У фонтана нас ждал безбородый пожилой мужчина с тяжелыми веками, унылый, словно больная цапля, с головой, чересчур крупной и понурой для его узких плеч и долговязой фигуры; сверх того он еще хромал, так как одна нога у него была короче другой. Звали его Хафнер. На меня он посмотрел скорее устало, чем пренебрежительно, поскольку отличался редкостным милосердием, за что Сеньор и взял его на службу, дабы тем искупить присущий ему самому недостаток этой добродетели.
Хафнер провел меня в комнату, где хозяин здешних мест стоял перед собственным портретом, раза в два-три превышавшим естественный рост оригинала; по-видимому, его запечатлели, когда он исчислял пути небесных тел. На этом изображении были также представлены дворец со всеми его этажами, его обитатели и даже хозяйский пес Лёвеунг в ошейнике с серебряной пряжкой и бубенчиком. Двое молодых людей, сидевших за столом, склонившись над писаниной, при нашем появлении встали. Господин велел мне приблизиться, тут-то я и увидел впервые его медный нос. (Чтобы являться при дворе, он себе завел вермелевые, из позолоченного серебра, да не один, а целых три или четыре, но для удержания на нужном месте такого тяжелого предмета требовалась мазь, густая, как клей, из-за нее он смешно гундосил и был принужден дышать ртом; поэтому, когда не было надобности щеголять, он предпочитал нос полегче.)
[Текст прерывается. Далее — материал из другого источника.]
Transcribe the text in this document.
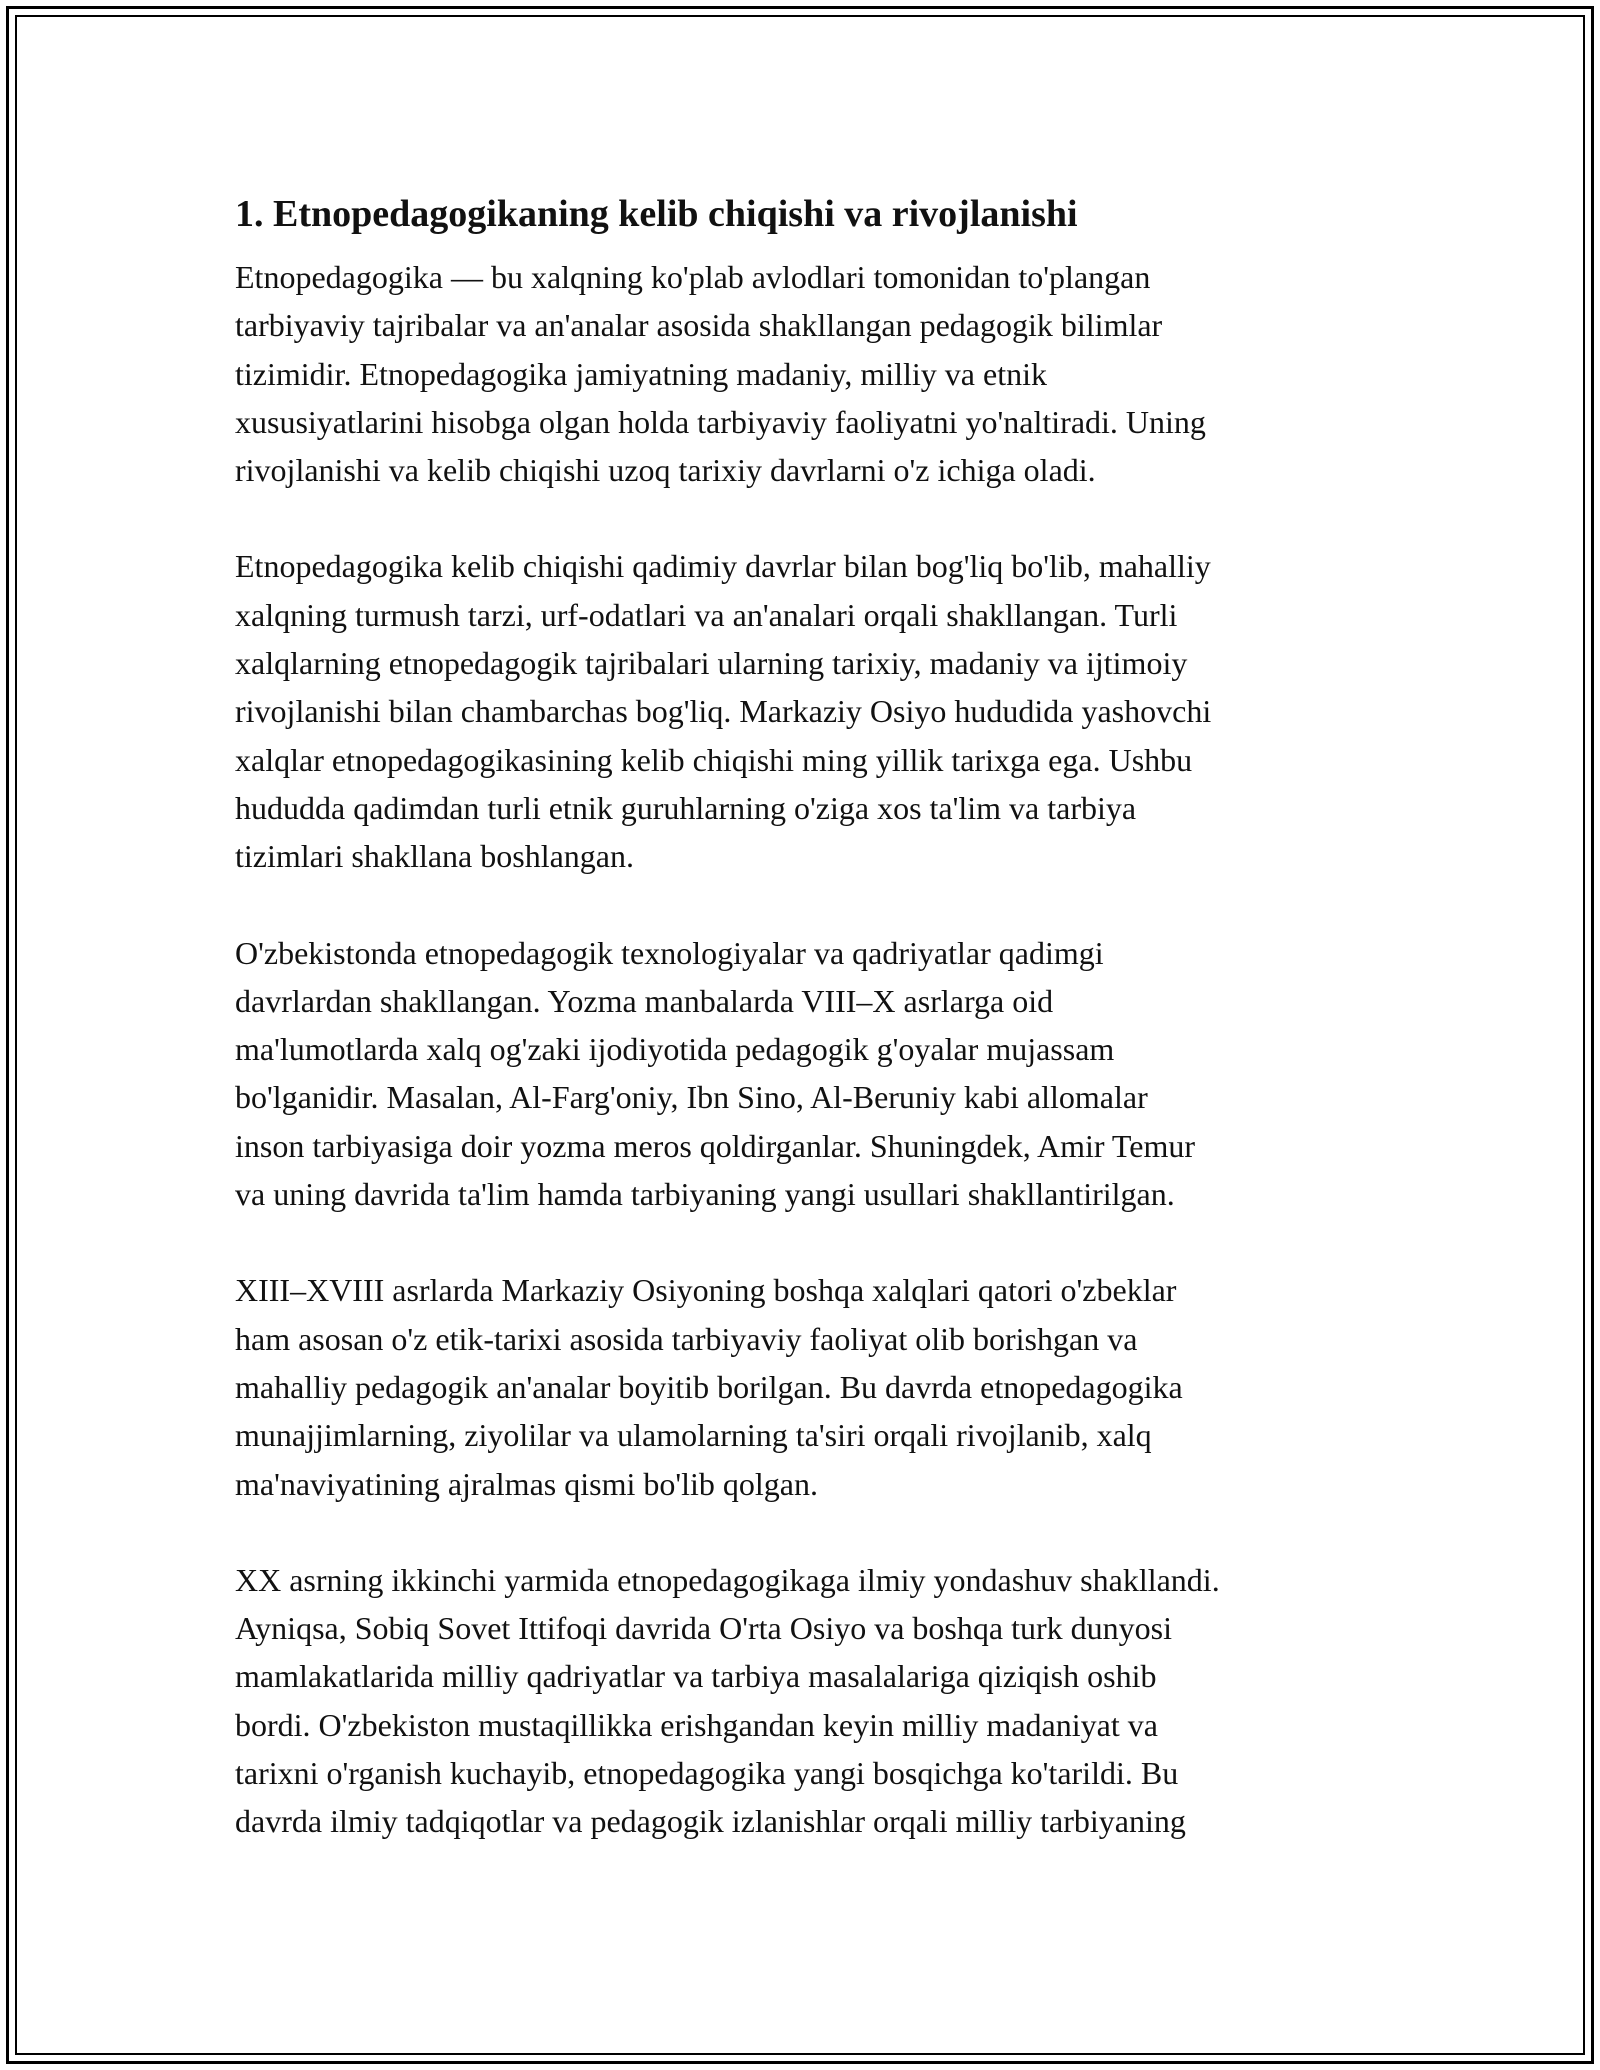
1. Etnopedagogikaning kelib chiqishi va rivojlanishi

Etnopedagogika — bu xalqning ko'plab avlodlari tomonidan to'plangan
tarbiyaviy tajribalar va an'analar asosida shakllangan pedagogik bilimlar
tizimidir. Etnopedagogika jamiyatning madaniy, milliy va etnik
xususiyatlarini hisobga olgan holda tarbiyaviy faoliyatni yo'naltiradi. Uning
rivojlanishi va kelib chiqishi uzoq tarixiy davrlarni o'z ichiga oladi.

Etnopedagogika kelib chiqishi qadimiy davrlar bilan bog'liq bo'lib, mahalliy
xalqning turmush tarzi, urf-odatlari va an'analari orqali shakllangan. Turli
xalqlarning etnopedagogik tajribalari ularning tarixiy, madaniy va ijtimoiy
rivojlanishi bilan chambarchas bog'liq. Markaziy Osiyo hududida yashovchi
xalqlar etnopedagogikasining kelib chiqishi ming yillik tarixga ega. Ushbu
hududda qadimdan turli etnik guruhlarning o'ziga xos ta'lim va tarbiya
tizimlari shakllana boshlangan.

O'zbekistonda etnopedagogik texnologiyalar va qadriyatlar qadimgi
davrlardan shakllangan. Yozma manbalarda VIII–X asrlarga oid
ma'lumotlarda xalq og'zaki ijodiyotida pedagogik g'oyalar mujassam
bo'lganidir. Masalan, Al-Farg'oniy, Ibn Sino, Al-Beruniy kabi allomalar
inson tarbiyasiga doir yozma meros qoldirganlar. Shuningdek, Amir Temur
va uning davrida ta'lim hamda tarbiyaning yangi usullari shakllantirilgan.

XIII–XVIII asrlarda Markaziy Osiyoning boshqa xalqlari qatori o'zbeklar
ham asosan o'z etik-tarixi asosida tarbiyaviy faoliyat olib borishgan va
mahalliy pedagogik an'analar boyitib borilgan. Bu davrda etnopedagogika
munajjimlarning, ziyolilar va ulamolarning ta'siri orqali rivojlanib, xalq
ma'naviyatining ajralmas qismi bo'lib qolgan.

XX asrning ikkinchi yarmida etnopedagogikaga ilmiy yondashuv shakllandi.
Ayniqsa, Sobiq Sovet Ittifoqi davrida O'rta Osiyo va boshqa turk dunyosi
mamlakatlarida milliy qadriyatlar va tarbiya masalalariga qiziqish oshib
bordi. O'zbekiston mustaqillikka erishgandan keyin milliy madaniyat va
tarixni o'rganish kuchayib, etnopedagogika yangi bosqichga ko'tarildi. Bu
davrda ilmiy tadqiqotlar va pedagogik izlanishlar orqali milliy tarbiyaning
Он нетерпеливо приказал мне раздеться. Потом, сам не желая дотрагиваться до меня, велел своим помощникам подойти.
Я же в свой черед, сбросив рубаху и спустив штаны до колен, сам изучал этих людей, которые склонялись надо мной. Я узнал одного из тех, что углядели меня на берегу. Это был молодой блондин с тонким носом и суровым голосом, он имел обыкновение одеваться в желтое, носил имя Христиан Йохансон и, как мне стало известно позже, был родом из города Рибэ. Он предложил мне придвинуться к печи, чтобы не замерзнуть, и стал разгибать ручки моего брата-нетопыря. Сеньор наклонился поближе. У него были полосатые черно-оранжевые кюлоты, очень густо накрахмаленный, заношенный воротник, на голове шляпа из черного бархата, а пахло от него уксусом и орехами.
Подойдя, он запыхтел, словно кузнечные меха, велел раздвинуть моему братцу ноги, убедился, что он, как и я, мужского пола, и с минуту над этим размышлял. Потом засыпал меня вопросами о нетопыре: какой он, холодный или горячий, выделяет ли что-нибудь жидкое или твердое, есть ли в нем жизнь, отдельная от моего тела, дающего ему приют?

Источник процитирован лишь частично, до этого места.